The effectiveness of phosphate-based CBD prodrugs is exemplified in Figure 4B, where chemical groups added to CBD from our lead class of prodrugs improve solubility and liver microsomal stability, are orally available, and produce a range of CBD levels in brain, which for 5 of 6 prodrugs is higher than those found with administration of CBD alone at a 50 mg/kg equivalent oral dose (Figure 4C).The phosphate, which is charged at physiological pH (but not fully at stomach pH) greatly improves solubility but does not hinder oral availability, as it is removed prior to absorption by intestinal phosphatases. While CBD inhibits CYP3A4, which metabolizes anticonvulsants such as carbamazepine and clobazam, our phosphate CBD prodrugs did not inhibit a panel of eight CYP enzymes (data not shown). We also did not observe inhibition by prodrugs of transporters OCT1, OCT2, OAT1, OAT3, BCRP, MATE1, MATE2-K; while both CBD and several prodrugs inhibited OAT1PaB1, OAT1p1B3, and BSEP (not shown). CBD prodrugs are not P-gp inhibitors nor efflux substrates, with LEH-381 showing a 3-fold improved efflux ratio over CBD (data not shown).

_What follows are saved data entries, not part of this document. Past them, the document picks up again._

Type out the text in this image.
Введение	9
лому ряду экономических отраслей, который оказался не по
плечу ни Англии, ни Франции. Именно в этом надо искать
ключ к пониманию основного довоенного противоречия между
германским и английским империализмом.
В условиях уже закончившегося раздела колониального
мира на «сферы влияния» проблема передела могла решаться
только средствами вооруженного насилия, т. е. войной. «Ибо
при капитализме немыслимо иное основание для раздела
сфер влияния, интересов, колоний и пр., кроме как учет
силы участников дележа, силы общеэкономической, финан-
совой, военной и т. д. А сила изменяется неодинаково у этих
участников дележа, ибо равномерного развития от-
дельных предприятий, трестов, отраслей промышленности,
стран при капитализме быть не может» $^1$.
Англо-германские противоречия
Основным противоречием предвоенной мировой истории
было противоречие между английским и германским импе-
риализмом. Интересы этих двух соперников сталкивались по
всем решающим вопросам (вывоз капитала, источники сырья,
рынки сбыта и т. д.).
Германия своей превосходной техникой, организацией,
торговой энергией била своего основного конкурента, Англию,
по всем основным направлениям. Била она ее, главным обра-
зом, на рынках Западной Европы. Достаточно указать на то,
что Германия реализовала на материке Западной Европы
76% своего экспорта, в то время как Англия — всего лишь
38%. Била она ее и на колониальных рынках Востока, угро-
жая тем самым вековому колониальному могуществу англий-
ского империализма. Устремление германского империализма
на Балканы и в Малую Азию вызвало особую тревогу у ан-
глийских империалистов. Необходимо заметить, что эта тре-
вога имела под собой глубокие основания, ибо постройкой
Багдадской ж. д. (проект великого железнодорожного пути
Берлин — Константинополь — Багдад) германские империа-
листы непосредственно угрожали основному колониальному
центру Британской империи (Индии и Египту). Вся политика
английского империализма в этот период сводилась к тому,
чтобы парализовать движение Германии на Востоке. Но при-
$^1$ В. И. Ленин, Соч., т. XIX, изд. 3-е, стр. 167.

We have utilized the same 3 seizure models for evaluation of anticonvulsant actions of CBD prodrugs (6Hz 22mA electroshock, 6Hz 44mA electroshock and maximal electroshock or MES) that led to the clinical trials of Epidiolex®. These models utilized IP administration of CBD 2 hours prior to seizure. We observed anticonvulsant properties for all CBD prodrugs tested for protection utilizing Racine score for 6 Hz models and tonic hind-limb extension for MES, two of which were more potent at attenuating seizures than CBD alone, with statistically significant differences apparent at 100 mg/kg doses (Figure 5). The increased potency of LEH-381 raises the possibility that the intermediate following removal of the phosphate and prior to conversion to CBD may have anticonvulsant activity, adding a new dimension to prodrug efficacy. We are currently in the process of evaluating this hypothesis. Post-MES seizure monitoring of brain CBD confirmed prodrugs drove similar or higher CBD levels than CBD alone (Figure 5C, right panel). This data confirms that our strategy yields orally available agents that produce substantial CBD levels in brain, are more potent anticonvulsants than CBD, have reduced potential for CYP and transporter inhibition, and diminish CBD accumulation in liver.

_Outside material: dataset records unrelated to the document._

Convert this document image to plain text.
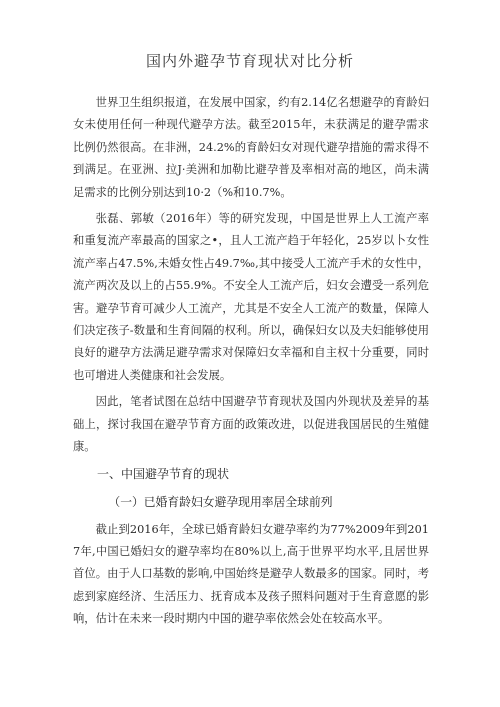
国内外避孕节育现状对比分析

世界卫生组织报道，在发展中国家，约有2.14亿名想避孕的育龄妇女未使用任何一种现代避孕方法。截至2015年，未获满足的避孕需求比例仍然很高。在非洲，24.2%的育龄妇女对现代避孕措施的需求得不到满足。在亚洲、拉J·美洲和加勒比避孕普及率相对高的地区，尚未满足需求的比例分别达到10·2（%和10.7%。

张磊、郭敏（2016年）等的研究发现，中国是世界上人工流产率和重复流产率最高的国家之•，且人工流产趋于年轻化，25岁以卜女性流产率占47.5%,未婚女性占49.7‰,其中接受人工流产手术的女性中，流产两次及以上的占55.9%。不安全人工流产后，妇女会遭受一系列危害。避孕节育可减少人工流产，尤其是不安全人工流产的数量，保障人们决定孩子-数量和生育间隔的权利。所以，确保妇女以及夫妇能够使用良好的避孕方法满足避孕需求对保障妇女幸福和自主权十分重要，同时也可增进人类健康和社会发展。

因此，笔者试图在总结中国避孕节育现状及国内外现状及差异的基础上，探讨我国在避孕节育方面的政策改进，以促进我国居民的生殖健康。

一、中国避孕节育的现状
（一）已婚育龄妇女避孕现用率居全球前列

截止到2016年，全球已婚育龄妇女避孕率约为77%2009年到2017年,中国已婚妇女的避孕率均在80%以上,高于世界平均水平,且居世界首位。由于人口基数的影响,中国始终是避孕人数最多的国家。同时，考虑到家庭经济、生活压力、抚育成本及孩子照料问题对于生育意愿的影响，估计在未来一段时期内中国的避孕率依然会处在较高水平。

There are 3.4 million patients with epilepsy in the US, representing a total of 1.2% of the US population. Despite dozens of FDA-approved anticonvulsants, the fraction of patients that are refractory to treatment has remained constant at ~30% over the past 30 years. This problem reflects that many newly approved drugs share the same mechanism as existing therapies. CBD acts on molecular targets distinct to those of anticonvulsants and thus, development of novel CBD prodrugs, could be enormously beneficial for patients with refractory epilepsy. We estimate the market opportunity to treat DEE (refractory epilepsy subtypes) at approximately $1B WW, with expansion to other epilepsies as an opportunity approaching $7B WW (Figure 6a). The CBD-prodrug may have further clinical applications to pain and anxiety which in aggregate constitutes a $20B WW market. Lastly, CBD prodrugs act as a true platform technology in two ways, the first being the clinical application of CBD prodrugs for other indications such as pain and anxiety, accessing multiple markets from one candidate (Figure 6B).